Lecturer: Jürgen Gadau
Fields: Sociobiology, Genomics and Epigenetics of adpative traits
Content
I plan to give an overview on social evolution in animals and humans from an evolutionary and genomic/epigenetic point of view. I plan three sessions, the first will give a general overview on genotype/epigenotyp – phenotype mapping, the second will highlight and introduce epigenetic regulations and inheritance and finally I will discus the similarities and differences between social insects and humans, i.e. understand the key processes and mechanisms that sustain cooperation in these hypersocial organisms.

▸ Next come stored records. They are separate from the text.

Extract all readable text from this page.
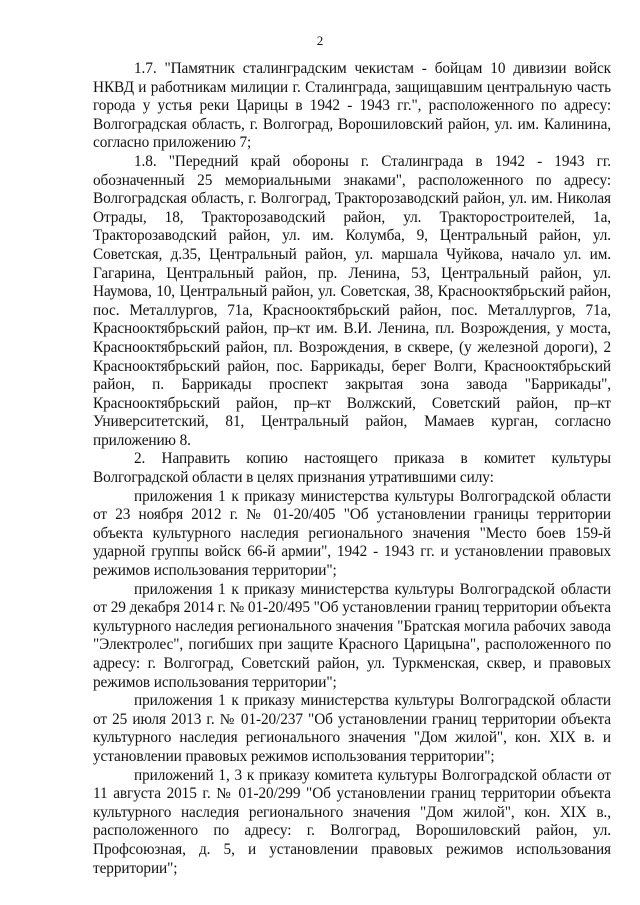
2

1.7. "Памятник сталинградским чекистам - бойцам 10 дивизии войск НКВД и работникам милиции г. Сталинграда, защищавшим центральную часть города у устья реки Царицы в 1942 - 1943 гг.", расположенного по адресу: Волгоградская область, г. Волгоград, Ворошиловский район, ул. им. Калинина, согласно приложению 7;

1.8. "Передний край обороны г. Сталинграда в 1942 - 1943 гг. обозначенный 25 мемориальными знаками", расположенного по адресу: Волгоградская область, г. Волгоград, Тракторозаводский район, ул. им. Николая Отрады, 18, Тракторозаводский район, ул. Тракторостроителей, 1а, Тракторозаводский район, ул. им. Колумба, 9, Центральный район, ул. Советская, д.35, Центральный район, ул. маршала Чуйкова, начало ул. им. Гагарина, Центральный район, пр. Ленина, 53, Центральный район, ул. Наумова, 10, Центральный район, ул. Советская, 38, Краснооктябрьский район, пос. Металлургов, 71а, Краснооктябрьский район, пос. Металлургов, 71а, Краснооктябрьский район, пр–кт им. В.И. Ленина, пл. Возрождения, у моста, Краснооктябрьский район, пл. Возрождения, в сквере, (у железной дороги), 2 Краснооктябрьский район, пос. Баррикады, берег Волги, Краснооктябрьский район, п. Баррикады проспект закрытая зона завода "Баррикады", Краснооктябрьский район, пр–кт Волжский, Советский район, пр–кт Университетский, 81, Центральный район, Мамаев курган, согласно приложению 8.

2. Направить копию настоящего приказа в комитет культуры Волгоградской области в целях признания утратившими силу:

приложения 1 к приказу министерства культуры Волгоградской области от 23 ноября 2012 г. № 01-20/405 "Об установлении границы территории объекта культурного наследия регионального значения "Место боев 159-й ударной группы войск 66-й армии", 1942 - 1943 гг. и установлении правовых режимов использования территории";

приложения 1 к приказу министерства культуры Волгоградской области от 29 декабря 2014 г. № 01-20/495 "Об установлении границ территории объекта культурного наследия регионального значения "Братская могила рабочих завода "Электролес", погибших при защите Красного Царицына", расположенного по адресу: г. Волгоград, Советский район, ул. Туркменская, сквер, и правовых режимов использования территории";

приложения 1 к приказу министерства культуры Волгоградской области от 25 июля 2013 г. № 01-20/237 "Об установлении границ территории объекта культурного наследия регионального значения "Дом жилой", кон. XIX в. и установлении правовых режимов использования территории";

приложений 1, 3 к приказу комитета культуры Волгоградской области от 11 августа 2015 г. № 01-20/299 "Об установлении границ территории объекта культурного наследия регионального значения "Дом жилой", кон. XIX в., расположенного по адресу: г. Волгоград, Ворошиловский район, ул. Профсоюзная, д. 5, и установлении правовых режимов использования территории";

1. From Genotype to social Phenotypes
2. The role of epigenetics and phenotypic plasticity for individualisation and social evolution
3. Humans the other animals
Literature
- Frank Seebacher and Jens Krause: Epigenetics of Social Behaviour
- https://www.sciencedirect.com/science/article/pii/S0169534719301399
- Robert Boyd
- A different kind of animal
Lecturer
I received my PhD from the University of Würzburg in 1997, spent 2 years as a PostDoc at UC Davis in California and habilitated between 1999 and 2004 in Würzburg (Zoologie). From 2004-2016 I was professor at Arizona State University before I accepted a W3 Professorship for Molecular Evolution and Sociobiology at the University Münster. I work on the genetic and epigenetic architecture and evolution of adaptive traits in social and solitary Hymenoptera (ants, bees and wasps). Since 2021 I am also dean for the biology faculty.